“We must conduct the bargains of the nation, you know,” replied the Duke. “In old times, the people desired no better managers of their affairs than their kings.”

“’Tis a marvel then that they troubled themselves to have Parliaments. Pray God the people may be content with what they shall receive for a conquest which they prized! Some other goodly town, I trust, is secured to us; or some profitable fishing coast; or some fastness which shall give us advantage over the enemy, and spare the blood of our soldiers.”

“It were as well to have retained Dunkirk as taken any of these in exchange,” said the King;—a proposition which Dr. Reede was far from disputing. “Our necessities required another fashion of payment.”

"In money!—and then the taxes will be somewhat lightened. This will be a welcome relief to the people, although their leave was not asked. There is at least the good of a lifting up of a little portion of their burdens."

“Not so. We cannot at present spare our subjects. This 400,000l. come from Dunkirk is all too little for the occasions of our dignity. Our house at Hampton Court is not yet suitably arranged. The tapestries are such that the world can show nothing nobler, yet the ceilings, however finely fretted, are not yet gilt. The canal is not perfected, and the Banqueting House in the Paradise is yet bare.”
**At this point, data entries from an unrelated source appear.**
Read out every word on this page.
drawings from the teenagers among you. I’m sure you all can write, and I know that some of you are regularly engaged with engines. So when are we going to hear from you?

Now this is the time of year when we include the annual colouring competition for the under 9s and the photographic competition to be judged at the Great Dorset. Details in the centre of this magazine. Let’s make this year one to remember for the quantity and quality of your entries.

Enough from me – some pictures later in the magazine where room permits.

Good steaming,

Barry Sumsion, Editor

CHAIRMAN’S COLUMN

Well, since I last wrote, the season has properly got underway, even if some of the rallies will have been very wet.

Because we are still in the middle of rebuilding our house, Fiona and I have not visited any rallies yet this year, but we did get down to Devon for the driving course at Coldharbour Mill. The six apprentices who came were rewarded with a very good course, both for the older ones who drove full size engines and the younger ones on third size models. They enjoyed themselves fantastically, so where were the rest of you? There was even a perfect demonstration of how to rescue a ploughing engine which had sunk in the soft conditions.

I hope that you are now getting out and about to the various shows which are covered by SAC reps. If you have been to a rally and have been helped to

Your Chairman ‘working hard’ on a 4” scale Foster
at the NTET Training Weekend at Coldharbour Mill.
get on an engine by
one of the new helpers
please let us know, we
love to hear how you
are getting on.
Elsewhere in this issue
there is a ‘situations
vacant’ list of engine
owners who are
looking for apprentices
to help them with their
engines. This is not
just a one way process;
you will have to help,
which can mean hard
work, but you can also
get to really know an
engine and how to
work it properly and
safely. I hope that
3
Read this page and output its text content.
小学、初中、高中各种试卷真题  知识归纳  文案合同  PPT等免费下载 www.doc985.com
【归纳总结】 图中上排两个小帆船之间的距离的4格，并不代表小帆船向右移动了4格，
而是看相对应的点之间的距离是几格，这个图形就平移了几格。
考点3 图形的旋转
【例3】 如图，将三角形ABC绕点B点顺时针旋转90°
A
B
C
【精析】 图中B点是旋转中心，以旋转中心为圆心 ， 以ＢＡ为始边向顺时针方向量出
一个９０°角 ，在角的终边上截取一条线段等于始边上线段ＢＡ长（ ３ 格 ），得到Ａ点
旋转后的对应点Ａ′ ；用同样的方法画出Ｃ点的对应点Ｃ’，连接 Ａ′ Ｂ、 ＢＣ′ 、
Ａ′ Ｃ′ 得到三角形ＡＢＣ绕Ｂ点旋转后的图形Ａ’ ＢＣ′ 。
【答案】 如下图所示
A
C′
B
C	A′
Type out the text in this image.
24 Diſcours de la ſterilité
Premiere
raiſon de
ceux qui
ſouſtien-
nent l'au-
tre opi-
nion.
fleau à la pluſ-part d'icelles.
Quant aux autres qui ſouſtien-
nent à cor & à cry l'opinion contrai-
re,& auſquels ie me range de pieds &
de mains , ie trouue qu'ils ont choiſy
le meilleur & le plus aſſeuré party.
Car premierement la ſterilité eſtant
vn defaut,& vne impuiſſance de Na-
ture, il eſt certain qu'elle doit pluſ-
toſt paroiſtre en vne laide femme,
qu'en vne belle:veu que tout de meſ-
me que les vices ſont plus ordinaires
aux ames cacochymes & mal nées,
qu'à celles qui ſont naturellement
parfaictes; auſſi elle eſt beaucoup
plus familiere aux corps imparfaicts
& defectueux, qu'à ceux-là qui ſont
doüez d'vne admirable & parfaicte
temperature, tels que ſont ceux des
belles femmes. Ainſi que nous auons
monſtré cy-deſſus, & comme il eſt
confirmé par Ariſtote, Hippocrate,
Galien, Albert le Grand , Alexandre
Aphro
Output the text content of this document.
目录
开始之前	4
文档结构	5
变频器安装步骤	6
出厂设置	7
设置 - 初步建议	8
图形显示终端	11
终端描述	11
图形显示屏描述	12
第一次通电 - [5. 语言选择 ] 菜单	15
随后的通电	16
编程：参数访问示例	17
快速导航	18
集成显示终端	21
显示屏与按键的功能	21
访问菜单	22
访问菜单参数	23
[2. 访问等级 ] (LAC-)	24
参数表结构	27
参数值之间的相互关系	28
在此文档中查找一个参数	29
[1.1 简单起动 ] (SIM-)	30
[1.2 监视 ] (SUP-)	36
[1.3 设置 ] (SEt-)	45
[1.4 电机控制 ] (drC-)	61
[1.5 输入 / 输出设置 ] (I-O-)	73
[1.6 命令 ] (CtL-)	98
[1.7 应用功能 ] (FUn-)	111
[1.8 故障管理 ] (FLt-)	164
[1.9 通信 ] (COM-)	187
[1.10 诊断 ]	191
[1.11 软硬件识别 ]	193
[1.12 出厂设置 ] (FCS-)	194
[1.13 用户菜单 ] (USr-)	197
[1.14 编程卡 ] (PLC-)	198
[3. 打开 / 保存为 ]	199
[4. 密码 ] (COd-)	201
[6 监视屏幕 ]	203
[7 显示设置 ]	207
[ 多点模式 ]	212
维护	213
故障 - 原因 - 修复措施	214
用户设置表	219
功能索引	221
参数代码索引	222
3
“The extraordinary wild fowl in St. James’s Park did not fly over without cost,” observed the Duke.

"Some did. The melancholy water-fowl from Astracan was bestowed by the Russian Ambassador; and certain merchants who came for justice brought us the cranes and the milk-white raven. But the animals that it was needful to put in to make the place answerable to its design,—the antelopes, and the Guinea goats, and the Arabian sheep, and others,—cost nearly their weight of gold. Kings cannot make fair bargains."

“For aught but necessaries,” interposed the divine.

"Or for necessaries. Windsor is exceedingly ragged and ruinous. It will occupy the cost of Dunkirk to restore it——"

“According to the taste of the ladies of the court,” interrupted the Duke. “They will have the gallery of horns furnished with beams of the rarest elks and antelopes that there be in the world. Then the hall and stairs must be bright with furniture of arms, in festoons, trophy-like: while the chambers have curious and effeminate pictures, giving a contrast of softness to that which presented only war and horror.”